The "Cycles Utilized(%)" is (5% * 1000 + 10% * 2000) / (1000 + 2000) = 8.33%.
If the CPU frequency is fairly stable during the measurements, these values will be quite similar. But if the CPU frequencies are variable during the test, the "Cycles Utilized(%)" might give a more honest picture of the amount of workload on the system. However note that this is still a percentage of the amount of cycles available, which could differ between different tests. When comparing multiple tests, "Average Cycles Utilized(M)" and "Average Cycles Available(M)" tell a more comparable story.

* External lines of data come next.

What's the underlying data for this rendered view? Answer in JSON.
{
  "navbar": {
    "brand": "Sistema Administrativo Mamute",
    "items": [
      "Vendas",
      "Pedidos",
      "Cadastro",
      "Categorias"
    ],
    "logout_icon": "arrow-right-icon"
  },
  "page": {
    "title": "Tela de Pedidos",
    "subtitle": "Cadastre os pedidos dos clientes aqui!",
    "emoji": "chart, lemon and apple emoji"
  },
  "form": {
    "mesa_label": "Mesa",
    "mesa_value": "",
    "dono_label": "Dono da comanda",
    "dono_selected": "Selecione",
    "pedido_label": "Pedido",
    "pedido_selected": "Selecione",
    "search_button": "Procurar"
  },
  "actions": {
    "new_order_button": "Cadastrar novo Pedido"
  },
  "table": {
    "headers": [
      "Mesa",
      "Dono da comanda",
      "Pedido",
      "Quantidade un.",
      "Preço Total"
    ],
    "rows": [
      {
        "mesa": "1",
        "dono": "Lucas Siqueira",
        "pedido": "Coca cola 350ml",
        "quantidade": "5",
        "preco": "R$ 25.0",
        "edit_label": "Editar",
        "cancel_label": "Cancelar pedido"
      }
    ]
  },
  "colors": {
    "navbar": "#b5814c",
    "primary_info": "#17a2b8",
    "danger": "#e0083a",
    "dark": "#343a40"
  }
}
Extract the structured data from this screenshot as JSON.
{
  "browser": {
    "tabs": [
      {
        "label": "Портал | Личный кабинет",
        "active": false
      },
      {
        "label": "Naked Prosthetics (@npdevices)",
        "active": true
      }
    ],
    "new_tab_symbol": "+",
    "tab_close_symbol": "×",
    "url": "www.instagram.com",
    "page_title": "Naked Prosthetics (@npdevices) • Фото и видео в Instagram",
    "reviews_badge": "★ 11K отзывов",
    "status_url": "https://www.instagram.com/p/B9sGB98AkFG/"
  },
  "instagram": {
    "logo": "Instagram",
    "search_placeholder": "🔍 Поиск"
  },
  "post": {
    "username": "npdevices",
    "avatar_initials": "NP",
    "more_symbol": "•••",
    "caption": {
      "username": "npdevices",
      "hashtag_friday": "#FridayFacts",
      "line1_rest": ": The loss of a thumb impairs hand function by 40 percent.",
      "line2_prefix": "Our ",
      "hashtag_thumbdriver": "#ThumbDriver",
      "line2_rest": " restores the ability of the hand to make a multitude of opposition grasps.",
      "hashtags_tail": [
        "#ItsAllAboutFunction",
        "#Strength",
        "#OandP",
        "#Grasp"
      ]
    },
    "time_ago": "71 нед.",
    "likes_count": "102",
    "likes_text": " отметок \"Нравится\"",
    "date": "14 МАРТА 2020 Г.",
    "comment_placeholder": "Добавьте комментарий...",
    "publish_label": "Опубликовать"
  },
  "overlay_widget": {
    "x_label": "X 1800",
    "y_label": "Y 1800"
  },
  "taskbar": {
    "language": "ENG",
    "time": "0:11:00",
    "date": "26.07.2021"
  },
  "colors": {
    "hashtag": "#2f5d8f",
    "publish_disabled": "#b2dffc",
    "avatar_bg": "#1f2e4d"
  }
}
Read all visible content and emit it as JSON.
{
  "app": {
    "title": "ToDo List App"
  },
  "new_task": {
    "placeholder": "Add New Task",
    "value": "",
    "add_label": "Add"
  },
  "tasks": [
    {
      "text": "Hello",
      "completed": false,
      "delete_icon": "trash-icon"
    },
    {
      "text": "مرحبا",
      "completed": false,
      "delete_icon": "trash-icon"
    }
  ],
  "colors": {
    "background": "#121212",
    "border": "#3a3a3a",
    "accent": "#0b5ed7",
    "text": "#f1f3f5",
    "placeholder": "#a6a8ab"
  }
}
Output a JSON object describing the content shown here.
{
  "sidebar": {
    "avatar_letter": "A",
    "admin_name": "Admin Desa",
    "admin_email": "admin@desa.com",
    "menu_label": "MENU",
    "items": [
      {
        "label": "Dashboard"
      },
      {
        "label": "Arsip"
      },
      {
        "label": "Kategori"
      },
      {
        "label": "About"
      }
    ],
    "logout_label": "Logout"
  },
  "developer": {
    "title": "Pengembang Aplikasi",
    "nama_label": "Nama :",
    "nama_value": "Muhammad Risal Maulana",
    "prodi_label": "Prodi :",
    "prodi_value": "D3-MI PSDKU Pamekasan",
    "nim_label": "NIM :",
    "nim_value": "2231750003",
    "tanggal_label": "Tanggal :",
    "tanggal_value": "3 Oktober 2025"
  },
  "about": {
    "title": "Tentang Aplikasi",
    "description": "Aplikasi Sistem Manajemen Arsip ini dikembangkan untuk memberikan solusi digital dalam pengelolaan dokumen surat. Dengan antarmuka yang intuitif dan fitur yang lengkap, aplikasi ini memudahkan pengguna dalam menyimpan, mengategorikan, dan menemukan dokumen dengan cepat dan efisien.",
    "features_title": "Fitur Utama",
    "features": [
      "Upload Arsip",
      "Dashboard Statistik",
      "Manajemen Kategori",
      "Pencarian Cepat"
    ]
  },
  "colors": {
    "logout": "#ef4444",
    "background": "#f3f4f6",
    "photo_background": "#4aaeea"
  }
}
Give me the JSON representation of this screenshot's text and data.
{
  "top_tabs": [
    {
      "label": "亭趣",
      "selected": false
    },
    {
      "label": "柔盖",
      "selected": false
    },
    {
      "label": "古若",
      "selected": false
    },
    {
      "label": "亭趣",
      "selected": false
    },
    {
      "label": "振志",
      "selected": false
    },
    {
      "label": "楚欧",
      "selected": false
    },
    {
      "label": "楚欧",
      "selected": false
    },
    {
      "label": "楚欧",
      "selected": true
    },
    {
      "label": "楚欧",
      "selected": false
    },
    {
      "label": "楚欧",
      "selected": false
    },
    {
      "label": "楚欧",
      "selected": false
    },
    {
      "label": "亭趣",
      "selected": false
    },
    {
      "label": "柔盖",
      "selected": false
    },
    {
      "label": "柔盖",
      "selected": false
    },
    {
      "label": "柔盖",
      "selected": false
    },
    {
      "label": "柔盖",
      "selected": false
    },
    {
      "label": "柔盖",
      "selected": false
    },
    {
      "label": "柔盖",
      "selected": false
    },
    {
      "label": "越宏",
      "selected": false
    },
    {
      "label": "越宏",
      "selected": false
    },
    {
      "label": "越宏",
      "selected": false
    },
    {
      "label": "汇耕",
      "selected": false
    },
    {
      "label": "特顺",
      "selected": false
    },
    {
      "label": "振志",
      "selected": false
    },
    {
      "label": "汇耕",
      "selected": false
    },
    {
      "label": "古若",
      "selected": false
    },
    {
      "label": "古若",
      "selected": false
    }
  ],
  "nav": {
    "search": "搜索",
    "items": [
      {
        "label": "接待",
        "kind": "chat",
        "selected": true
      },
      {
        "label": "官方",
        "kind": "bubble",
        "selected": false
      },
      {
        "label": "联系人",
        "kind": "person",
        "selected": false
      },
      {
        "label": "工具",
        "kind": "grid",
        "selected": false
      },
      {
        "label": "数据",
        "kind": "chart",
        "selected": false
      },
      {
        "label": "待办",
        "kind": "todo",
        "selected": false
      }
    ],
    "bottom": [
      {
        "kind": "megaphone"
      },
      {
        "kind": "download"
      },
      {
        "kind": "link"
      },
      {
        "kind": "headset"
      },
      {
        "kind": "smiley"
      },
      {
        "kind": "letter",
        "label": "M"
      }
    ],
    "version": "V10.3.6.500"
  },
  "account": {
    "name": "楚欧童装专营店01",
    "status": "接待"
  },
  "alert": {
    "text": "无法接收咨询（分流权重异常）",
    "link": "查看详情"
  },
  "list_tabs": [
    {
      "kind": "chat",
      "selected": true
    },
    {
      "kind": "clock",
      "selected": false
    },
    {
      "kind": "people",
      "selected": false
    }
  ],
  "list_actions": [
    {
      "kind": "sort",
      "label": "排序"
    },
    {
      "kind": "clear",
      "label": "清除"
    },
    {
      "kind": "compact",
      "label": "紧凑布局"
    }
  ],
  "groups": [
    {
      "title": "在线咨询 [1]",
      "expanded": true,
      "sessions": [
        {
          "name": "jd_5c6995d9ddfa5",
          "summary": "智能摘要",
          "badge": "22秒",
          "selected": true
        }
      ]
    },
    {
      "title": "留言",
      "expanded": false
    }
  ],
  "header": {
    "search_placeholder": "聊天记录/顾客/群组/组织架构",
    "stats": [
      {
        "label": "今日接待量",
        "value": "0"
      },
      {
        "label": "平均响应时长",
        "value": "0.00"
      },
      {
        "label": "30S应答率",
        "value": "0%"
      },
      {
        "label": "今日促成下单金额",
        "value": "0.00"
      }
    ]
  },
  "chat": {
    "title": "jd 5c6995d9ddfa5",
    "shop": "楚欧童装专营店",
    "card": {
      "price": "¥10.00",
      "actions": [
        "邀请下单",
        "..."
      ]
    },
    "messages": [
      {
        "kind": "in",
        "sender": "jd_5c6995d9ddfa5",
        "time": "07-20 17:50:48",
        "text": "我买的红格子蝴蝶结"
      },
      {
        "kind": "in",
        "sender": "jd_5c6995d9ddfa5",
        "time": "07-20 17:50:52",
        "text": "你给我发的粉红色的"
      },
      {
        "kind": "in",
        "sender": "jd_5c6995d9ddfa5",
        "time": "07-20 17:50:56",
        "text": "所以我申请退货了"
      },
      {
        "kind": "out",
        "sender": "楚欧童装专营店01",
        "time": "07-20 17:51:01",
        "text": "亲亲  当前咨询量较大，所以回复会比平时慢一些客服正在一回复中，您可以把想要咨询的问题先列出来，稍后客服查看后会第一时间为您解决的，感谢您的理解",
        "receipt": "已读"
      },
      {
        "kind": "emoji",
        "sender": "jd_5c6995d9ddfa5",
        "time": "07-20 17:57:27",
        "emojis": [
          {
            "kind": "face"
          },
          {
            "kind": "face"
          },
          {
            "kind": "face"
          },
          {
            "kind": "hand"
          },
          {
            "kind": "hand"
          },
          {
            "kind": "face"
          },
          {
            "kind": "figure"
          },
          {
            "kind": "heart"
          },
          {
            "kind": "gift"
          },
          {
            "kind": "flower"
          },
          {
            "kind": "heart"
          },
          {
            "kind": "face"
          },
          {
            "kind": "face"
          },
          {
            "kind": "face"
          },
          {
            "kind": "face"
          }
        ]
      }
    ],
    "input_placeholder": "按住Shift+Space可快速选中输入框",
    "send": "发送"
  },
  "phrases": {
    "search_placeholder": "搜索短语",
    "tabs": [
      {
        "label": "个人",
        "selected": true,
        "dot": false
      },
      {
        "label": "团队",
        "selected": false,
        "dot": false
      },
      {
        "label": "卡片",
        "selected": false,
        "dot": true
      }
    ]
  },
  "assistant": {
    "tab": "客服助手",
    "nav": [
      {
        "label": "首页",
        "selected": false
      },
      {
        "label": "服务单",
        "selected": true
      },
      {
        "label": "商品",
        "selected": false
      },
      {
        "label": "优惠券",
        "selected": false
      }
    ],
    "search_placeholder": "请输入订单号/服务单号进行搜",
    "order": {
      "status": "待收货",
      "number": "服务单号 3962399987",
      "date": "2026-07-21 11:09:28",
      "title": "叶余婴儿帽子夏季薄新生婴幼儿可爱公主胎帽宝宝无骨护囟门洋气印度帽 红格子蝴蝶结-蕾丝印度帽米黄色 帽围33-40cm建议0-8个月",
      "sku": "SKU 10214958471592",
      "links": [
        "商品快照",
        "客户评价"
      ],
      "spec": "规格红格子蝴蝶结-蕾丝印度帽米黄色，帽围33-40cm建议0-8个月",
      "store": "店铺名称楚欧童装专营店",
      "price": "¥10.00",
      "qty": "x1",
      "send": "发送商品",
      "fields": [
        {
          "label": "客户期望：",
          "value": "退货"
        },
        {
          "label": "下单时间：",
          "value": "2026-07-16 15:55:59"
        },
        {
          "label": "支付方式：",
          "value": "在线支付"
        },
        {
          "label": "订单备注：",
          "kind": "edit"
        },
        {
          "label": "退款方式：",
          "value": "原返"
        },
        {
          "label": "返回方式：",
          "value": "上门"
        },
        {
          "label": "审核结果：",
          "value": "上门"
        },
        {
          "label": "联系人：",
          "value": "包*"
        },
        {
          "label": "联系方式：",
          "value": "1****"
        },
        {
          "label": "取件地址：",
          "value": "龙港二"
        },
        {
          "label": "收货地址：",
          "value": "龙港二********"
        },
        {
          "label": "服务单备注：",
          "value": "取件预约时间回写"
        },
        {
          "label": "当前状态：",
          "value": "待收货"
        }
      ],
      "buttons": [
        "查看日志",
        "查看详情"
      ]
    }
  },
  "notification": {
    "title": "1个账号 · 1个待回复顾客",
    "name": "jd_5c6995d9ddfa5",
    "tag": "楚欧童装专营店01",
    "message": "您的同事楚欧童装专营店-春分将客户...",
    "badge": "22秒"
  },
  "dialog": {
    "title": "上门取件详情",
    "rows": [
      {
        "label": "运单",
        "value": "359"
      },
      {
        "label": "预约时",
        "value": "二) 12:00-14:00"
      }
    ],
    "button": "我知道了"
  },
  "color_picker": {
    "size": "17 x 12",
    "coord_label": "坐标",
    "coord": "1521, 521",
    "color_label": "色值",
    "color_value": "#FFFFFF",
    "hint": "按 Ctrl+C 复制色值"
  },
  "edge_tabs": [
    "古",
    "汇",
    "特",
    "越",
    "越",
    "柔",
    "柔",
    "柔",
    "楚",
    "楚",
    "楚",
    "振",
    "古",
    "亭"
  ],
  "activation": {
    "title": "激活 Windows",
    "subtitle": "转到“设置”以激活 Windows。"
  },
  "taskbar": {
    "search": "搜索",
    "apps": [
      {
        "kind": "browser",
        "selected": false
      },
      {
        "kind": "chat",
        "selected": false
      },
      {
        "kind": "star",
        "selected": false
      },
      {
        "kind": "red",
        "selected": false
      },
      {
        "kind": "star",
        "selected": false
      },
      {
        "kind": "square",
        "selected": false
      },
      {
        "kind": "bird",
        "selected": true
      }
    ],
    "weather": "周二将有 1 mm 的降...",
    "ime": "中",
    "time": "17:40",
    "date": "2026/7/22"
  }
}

What are "Average Cycles Utilized(M)" and "Average Cycles Available(M)"?
"Average Cycles Available(M)" is the average "CPU Frequency_0(MHz)" of all samples. This is an estimate of the amount of CPU cycles per second, i.e. the "effective MHz" of the processor.
"Average Cycles Utilized(M)" is how many Mega-cycles per second are being utilized. This gives us an idea about the absolute amount of work that is being performed. This value can be compared between different tests, even if the CPU was using different frequencies during the tests, which is likely if the workload was significantly different between the tests.
Before running any measurements close as many applications as possible, these do not only cause additional load on the system but make the measurements less reliable. It is a good idea to make several measurements and pick one where the standard deviations are small. Less standard deviation = more stable measurements.
Even if the standard deviation is small, it is still possible to get outliers. Be careful with this and when in doubt, measure again to make sure your measurements are reproducible.